2009 Portland GSA Annual Meeting (18-21 October 2009)

Paper No. 7
Presentation Time: 3:30 PM

SAVING CLASSIC GEOLOGY IN THE BARABOO DISTRICT OF WISCONSIN


DOTT Jr, Robert H., Geosciences, University of Wisconsin - Madison, 1215 W. Dayton Street, Madison, WI 53706 and ATTIG, John W., Wisconsin Geological and Natural History Survey, Univ of Wisconsin, Madison, WI 53705, rdott@geology.wisc.edu

The Baraboo District, an inlier of deformed Proterozoic rocks in southern Wisconsin, has been a geological mecca for more than a century. It continues to be an important teaching laboratory for dozens of colleges and also continues to foster important research.
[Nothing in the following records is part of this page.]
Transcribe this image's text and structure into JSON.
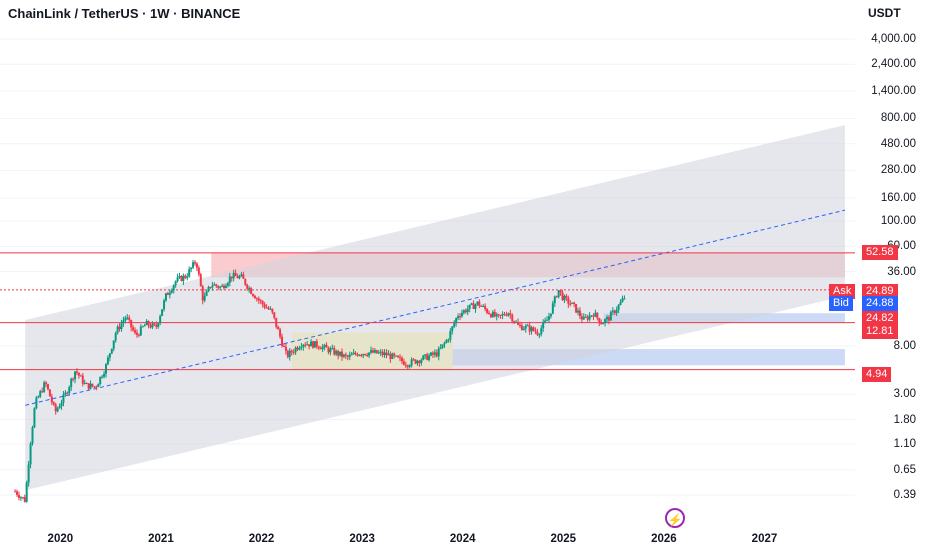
{
  "header": {
    "symbol": "ChainLink / TetherUS · 1W · BINANCE",
    "unit": "USDT"
  },
  "logo_icon": "lightning-bolt-icon",
  "chart_data": {
    "type": "candlestick",
    "title": "ChainLink / TetherUS · 1W · BINANCE",
    "scale": "log",
    "ylim": [
      0.3,
      5000
    ],
    "y_ticks": [
      "4,000.00",
      "2,400.00",
      "1,400.00",
      "800.00",
      "480.00",
      "280.00",
      "160.00",
      "100.00",
      "60.00",
      "36.00",
      "8.00",
      "3.00",
      "1.80",
      "1.10",
      "0.65",
      "0.39"
    ],
    "x_ticks": [
      "2020",
      "2021",
      "2022",
      "2023",
      "2024",
      "2025",
      "2026",
      "2027"
    ],
    "x_range": [
      2019.4,
      2027.9
    ],
    "price_tags": [
      {
        "label": "",
        "value": "52.58",
        "price": 52.58,
        "color": "#f23645"
      },
      {
        "label": "Ask",
        "value": "24.89",
        "price": 24.89,
        "color": "#f23645"
      },
      {
        "label": "Bid",
        "value": "24.88",
        "price": 24.88,
        "color": "#2962ff"
      },
      {
        "label": "",
        "value": "24.82",
        "price": 24.82,
        "color": "#f23645"
      },
      {
        "label": "",
        "value": "12.81",
        "price": 12.81,
        "color": "#f23645"
      },
      {
        "label": "",
        "value": "4.94",
        "price": 4.94,
        "color": "#f23645"
      }
    ],
    "horizontal_lines": [
      {
        "price": 52.58,
        "color": "#f23645"
      },
      {
        "price": 24.85,
        "color": "#f23645",
        "dashed": true
      },
      {
        "price": 12.81,
        "color": "#f23645"
      },
      {
        "price": 4.94,
        "color": "#f23645"
      }
    ],
    "channel": {
      "x_start": 2019.65,
      "x_end": 2027.8,
      "lower_start": 0.43,
      "lower_end": 22,
      "upper_start": 13.5,
      "upper_end": 700,
      "mid_start": 2.4,
      "mid_end": 125
    },
    "zones": [
      {
        "x0": 2021.5,
        "x1": 2027.8,
        "p0": 32,
        "p1": 52.58,
        "color": "#f8bbc0"
      },
      {
        "x0": 2022.3,
        "x1": 2023.9,
        "p0": 4.9,
        "p1": 10.5,
        "color": "#fff59d"
      },
      {
        "x0": 2025.4,
        "x1": 2027.8,
        "p0": 12.81,
        "p1": 15.5,
        "color": "#bbcdf3"
      },
      {
        "x0": 2023.9,
        "x1": 2027.8,
        "p0": 5.4,
        "p1": 7.5,
        "color": "#bbcdf3"
      }
    ],
    "ohlc_anchors": [
      [
        2019.55,
        0.42
      ],
      [
        2019.65,
        0.35
      ],
      [
        2019.7,
        1.1
      ],
      [
        2019.75,
        2.5
      ],
      [
        2019.85,
        3.8
      ],
      [
        2019.95,
        2.1
      ],
      [
        2020.05,
        3.0
      ],
      [
        2020.15,
        4.9
      ],
      [
        2020.25,
        3.6
      ],
      [
        2020.35,
        3.5
      ],
      [
        2020.45,
        5.2
      ],
      [
        2020.55,
        10.5
      ],
      [
        2020.65,
        14.5
      ],
      [
        2020.75,
        9.8
      ],
      [
        2020.85,
        12.5
      ],
      [
        2020.95,
        11.6
      ],
      [
        2021.05,
        22
      ],
      [
        2021.15,
        30
      ],
      [
        2021.25,
        33
      ],
      [
        2021.35,
        45
      ],
      [
        2021.42,
        20
      ],
      [
        2021.5,
        28
      ],
      [
        2021.6,
        26
      ],
      [
        2021.7,
        33
      ],
      [
        2021.8,
        32
      ],
      [
        2021.9,
        24
      ],
      [
        2022.0,
        19
      ],
      [
        2022.1,
        16
      ],
      [
        2022.25,
        6.5
      ],
      [
        2022.4,
        8.5
      ],
      [
        2022.55,
        8.2
      ],
      [
        2022.7,
        7.2
      ],
      [
        2022.85,
        6.3
      ],
      [
        2022.95,
        6.9
      ],
      [
        2023.1,
        7.0
      ],
      [
        2023.25,
        6.7
      ],
      [
        2023.45,
        5.6
      ],
      [
        2023.6,
        6.2
      ],
      [
        2023.75,
        6.9
      ],
      [
        2023.85,
        9.2
      ],
      [
        2023.95,
        15
      ],
      [
        2024.05,
        17
      ],
      [
        2024.15,
        19
      ],
      [
        2024.25,
        16
      ],
      [
        2024.35,
        14
      ],
      [
        2024.45,
        16
      ],
      [
        2024.55,
        12
      ],
      [
        2024.65,
        11.5
      ],
      [
        2024.75,
        10.5
      ],
      [
        2024.85,
        14
      ],
      [
        2024.95,
        25
      ],
      [
        2025.0,
        21
      ],
      [
        2025.1,
        18
      ],
      [
        2025.2,
        13.5
      ],
      [
        2025.3,
        15.5
      ],
      [
        2025.38,
        12.8
      ],
      [
        2025.45,
        14
      ],
      [
        2025.55,
        18
      ],
      [
        2025.62,
        22
      ]
    ]
  }
}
U.S. Highway 12 crosses the center of the District with one sharp curve around a quartzite ridge called Point of Rocks. The Wisconsin Department of Transportation (WDOT) long wanted to improve this curve by removing the end of the ridge, however important sedimentary, structural, and metamorphic features critical for understanding the geology of the entire Distict are very well exposed here at an accessible place. In the 1980s a compromise was negotiated by the Wisconsin Geological and Natural History Survey to remove only ten feet of the quartzite ridge, which spared the most important features. In 2007 we learned that the WDOT was planning to convert U.S. 12 across the District to four lanes. In order to avoid an adjacent wetland, the proposed new alignment would have removed all of the precious geological features. Our geological community campaigned to save the Point of Rocks by documenting its scientific importance and hosting a visit by more than 25 people representing WDOT, the Wisconsin Department of Natural Resources, federal highway interests, contractors, the state geological survey and academic geologists. Our reception was cordial and WDOT not only agreed to modify the new alignment, but also suggested applying for eligibility for the National Register of Historic Places. Such eligibility was granted and an application for actual listing of the site on the Register is awaiting final approval.

We have been fortunate to have such a cooperative group of planners, but this can not always be assumed and, as we have seen, institutional memories are short. Therefore the broader geological community must seek formal recognition and legal protection of exceptional geological sites similar to the recognition and protection already enjoyed by sensitive archaeological and biological sites.